Recommended New Year reading from PRI: Just Mercy by Bryan Stevenson
8th January 2015
For the second time in the past three months, PRI has been sent a book that gives a devastating insight into the dysfunctional workings of the American criminal justice system.
In the first, Nancy Mullane, also a winner in our international journalism competition last year, interviews a number of prisoners and follows their attempts to gain parole after serving long prison sentences in California. Their stories are compelling examples of the almost insuperable difficulties they faced to establish the right to rehabilitation and a second chance.
In Just Mercy, which was published last autumn, Bryan Stevenson gives a first-hand account of the almost insuperable difficulties he himself faced as a lawyer and co-founder of the Equal Justice Initiative in Alabama in fighting for justice for black Americans. It is impossible to read his account of the perverse convictions, harsh sentences and institutional refusal to admit the possibility of error without despairing of a system that delivers such unfair justice to people who need it most. The cases he takes up on appeal went wrong at an early stage of the trial process, with inadequate legal representation, biased judges and juries and punitive sentences that seem in some cases to be almost personally vindictive.
Yet despite all the setbacks and anxiety, Just Mercy is an inspiring story of how a brilliant lawyer’s determination, persistence, patience and hope can overcome unfavourable odds and sometimes turn justice denied into justice delayed.
Bryan Stevenson and his dedicated team at the Equal Justice Initiative give their clients hope that – at least – their cases will get the attention they deserve, even if the outcome may not be successful. Much of the book is given over to the case of Walter McMillian, a man sentenced to death for a crime he insisted he did not commit. After Stevenson painstakingly pieces together the evidence and takes the case apart, it seems extraordinary that McMillian was convicted at all – and that it was so very difficult to persuade the various appeal courts to overturn the verdict.
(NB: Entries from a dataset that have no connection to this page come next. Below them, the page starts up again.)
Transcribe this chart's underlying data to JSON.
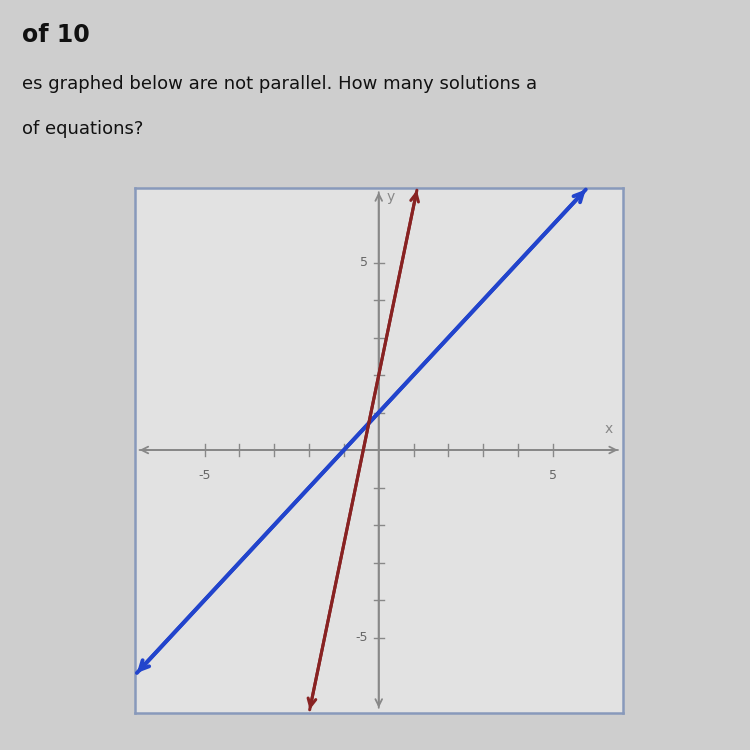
{
  "title_line1": "of 10",
  "title_line2": "es graphed below are not parallel. How many solutions a",
  "title_line3": "of equations?",
  "background_color": "#cecece",
  "plot_bg_color": "#e2e2e2",
  "xlim": [
    -7,
    7
  ],
  "ylim": [
    -7,
    7
  ],
  "axis_range": 5,
  "blue_line": {
    "slope": 1.0,
    "intercept": 1.0,
    "color": "#2244cc",
    "linewidth": 2.8
  },
  "red_line": {
    "slope": 4.5,
    "intercept": 2.0,
    "color": "#882222",
    "linewidth": 2.2
  },
  "axis_color": "#888888",
  "box_color": "#8899bb",
  "text_color": "#111111"
}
Intervening in individual cases to correct injustices is an enormous achievement for any lawyer. But Stevenson has done a great deal more than that. By pursuing appeals to the highest possible level in the US Supreme Court – he has changed the law for whole groups of child offenders.
After the Supreme Court banned the use of the death penalty for juveniles, there was growing recognition that the development of children’s brains in adolescence makes juvenile offenders very different from adults. Emotional and intellectual immaturity is a crucial factor in reducing a child’s ability to act responsibly and makes them more prone to take risks without consideration of the negative consequences of their actions.
Stevenson determined as a first step to take up the case of a juvenile offender sentenced to life imprisonment without parole for a non-fatal crime of violence. Arguing the case before the Supreme Court, he referred to the fact that the USA is the only country that imposed whole life sentences on children – and disproportionately on black children. In May 2010, the Supreme Court held that life imprisonment without parole for such children is cruel and unusual punishment, and unconstitutional. Two years later, it went further and held in a separate case that mandatory ‘life without parole’ sentences could not be imposed on children convicted of homicides. As Stevenson expresses it, ‘the Court’s decision meant that no child accused of any crime could ever again be automatically sentenced to die in prison’. Over 2,000 children could be affected by this decision – a huge step towards the humanisation of the criminal justice system for juvenile offenders.
Just Mercy shows how much can be achieved by one very dedicated man fighting for justice. But it also shows the huge emotional toll that this dedication imposed on Stevenson, his team and the clients for whom he fought. The justice process described is less a forensic examination of the evidence than a rollercoaster of failure and success – and in Walter MacMillian’s case, even the success of the legal outcome guaranteed no happy ending.